Шатилов, казалось, выпил сегодня за завтраком лишку и оттого на все машет рукой и видит одни лишь легко преодолимые трудности.
— У них, конечно, свои преимущества: народу больше в войсках и есть откуда брать пополнения. С этим, Петр Николаевич, надо признать, у нас хуже дело, — говорил Шатилов и чем дальше, тем все больше воодушевлялся. — Но, с другой стороны, большие преимущества есть и у нас. Не они, а мы господствуем над водными путями Черного и Азовского морей. Это раз. Не они, а мы обладаем почти неуязвимыми и притом кратчайшими путями внутри своей территории, которые дают нам возможность перебрасывать и сосредоточивать свои силы там, где мы хотим нанести удар. А красных это вынуждает распыливать силы на огромном протяжении. Это два. Разве не так обстоит дело, дорогой Петр Николаевич?
Барон ничего не ответил, но весь вид его говорил, что ему приятно слушать своего начштаба и тот может продолжать.

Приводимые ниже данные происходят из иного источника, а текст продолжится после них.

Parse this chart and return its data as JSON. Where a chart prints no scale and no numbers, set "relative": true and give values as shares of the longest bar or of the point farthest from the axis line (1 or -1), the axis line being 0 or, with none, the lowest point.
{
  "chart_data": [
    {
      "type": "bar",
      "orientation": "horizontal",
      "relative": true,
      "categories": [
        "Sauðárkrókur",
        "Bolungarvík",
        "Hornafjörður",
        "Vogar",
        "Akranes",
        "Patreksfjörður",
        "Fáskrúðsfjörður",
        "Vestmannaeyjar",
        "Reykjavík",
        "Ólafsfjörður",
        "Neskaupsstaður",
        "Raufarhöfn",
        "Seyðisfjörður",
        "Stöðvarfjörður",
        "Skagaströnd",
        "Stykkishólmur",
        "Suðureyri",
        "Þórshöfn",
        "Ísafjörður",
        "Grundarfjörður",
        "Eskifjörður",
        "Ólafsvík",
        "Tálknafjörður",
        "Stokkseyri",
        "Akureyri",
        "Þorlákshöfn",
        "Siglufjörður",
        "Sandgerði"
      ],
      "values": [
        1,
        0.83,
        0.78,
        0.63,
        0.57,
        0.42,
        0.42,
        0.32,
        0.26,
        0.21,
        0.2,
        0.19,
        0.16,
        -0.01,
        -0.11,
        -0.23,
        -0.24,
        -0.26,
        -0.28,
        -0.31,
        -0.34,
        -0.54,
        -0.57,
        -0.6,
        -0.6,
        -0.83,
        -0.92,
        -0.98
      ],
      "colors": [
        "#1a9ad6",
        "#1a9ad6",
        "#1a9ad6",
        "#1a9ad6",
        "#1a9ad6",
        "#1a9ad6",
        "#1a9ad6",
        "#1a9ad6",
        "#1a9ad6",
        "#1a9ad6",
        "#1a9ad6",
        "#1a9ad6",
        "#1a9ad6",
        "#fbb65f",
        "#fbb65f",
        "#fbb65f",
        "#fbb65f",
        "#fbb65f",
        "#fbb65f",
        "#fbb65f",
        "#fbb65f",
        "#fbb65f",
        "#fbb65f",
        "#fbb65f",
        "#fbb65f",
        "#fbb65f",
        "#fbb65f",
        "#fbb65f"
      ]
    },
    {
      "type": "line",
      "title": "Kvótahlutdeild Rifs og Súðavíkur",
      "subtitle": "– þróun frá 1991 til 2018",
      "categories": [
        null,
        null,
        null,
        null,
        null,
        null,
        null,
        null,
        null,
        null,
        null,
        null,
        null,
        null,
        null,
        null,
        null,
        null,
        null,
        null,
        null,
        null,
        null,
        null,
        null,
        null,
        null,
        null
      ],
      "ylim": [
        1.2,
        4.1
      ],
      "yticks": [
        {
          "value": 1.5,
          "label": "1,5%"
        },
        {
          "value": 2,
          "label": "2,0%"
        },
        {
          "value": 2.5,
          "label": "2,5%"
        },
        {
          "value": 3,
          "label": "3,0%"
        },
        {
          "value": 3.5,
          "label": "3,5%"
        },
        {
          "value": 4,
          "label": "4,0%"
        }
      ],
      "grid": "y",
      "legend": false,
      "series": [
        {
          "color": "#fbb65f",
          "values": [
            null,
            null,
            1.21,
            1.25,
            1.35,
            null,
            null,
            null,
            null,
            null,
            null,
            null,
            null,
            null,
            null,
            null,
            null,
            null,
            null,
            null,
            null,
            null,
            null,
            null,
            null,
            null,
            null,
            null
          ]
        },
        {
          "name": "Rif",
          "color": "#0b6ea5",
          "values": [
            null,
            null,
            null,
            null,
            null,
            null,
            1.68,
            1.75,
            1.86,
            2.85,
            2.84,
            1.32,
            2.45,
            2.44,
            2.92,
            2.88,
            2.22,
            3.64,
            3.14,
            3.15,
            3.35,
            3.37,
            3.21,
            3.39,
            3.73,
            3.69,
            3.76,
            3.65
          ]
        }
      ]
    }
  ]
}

— Так ведь правда же! — твердил Шатилов. — Всем очевидные преимущества. Сама природа южнорусских степей диктует нам необходимость самой энергичной и подвижной тактики. А красных она же обрекает на пассивную оборону. Это три. Держась за Крым и Таврию, мы, обладая даже меньшими силами, чем красные, имеем возможность свободного маневра с перспективой дальнейшего роста своих войск и нового победоносного похода на Москву.
У барона, слушавшего все это в неподвижной позе, снова стала вертеться голова. Он поглядел поверх головы Шатилова в окно, за которым слепяще сияло солнце. Стекла в верхней половине большого венецианского окна радужно искрились разноцветными красками. Отблеск этого радужного сияния лежал на хитрющем лице Шатилова, на столе, на креслах, на всем, что было в кабинете. Врангель вдруг потянулся к портьере и задернул ее, будто хотел удостовериться, не эти ли стекла действовали на его воображение, разыгравшееся от велеречивых слов начштаба. В кабинете стало сумрачно, и как раз в этот момент в дверь постучали.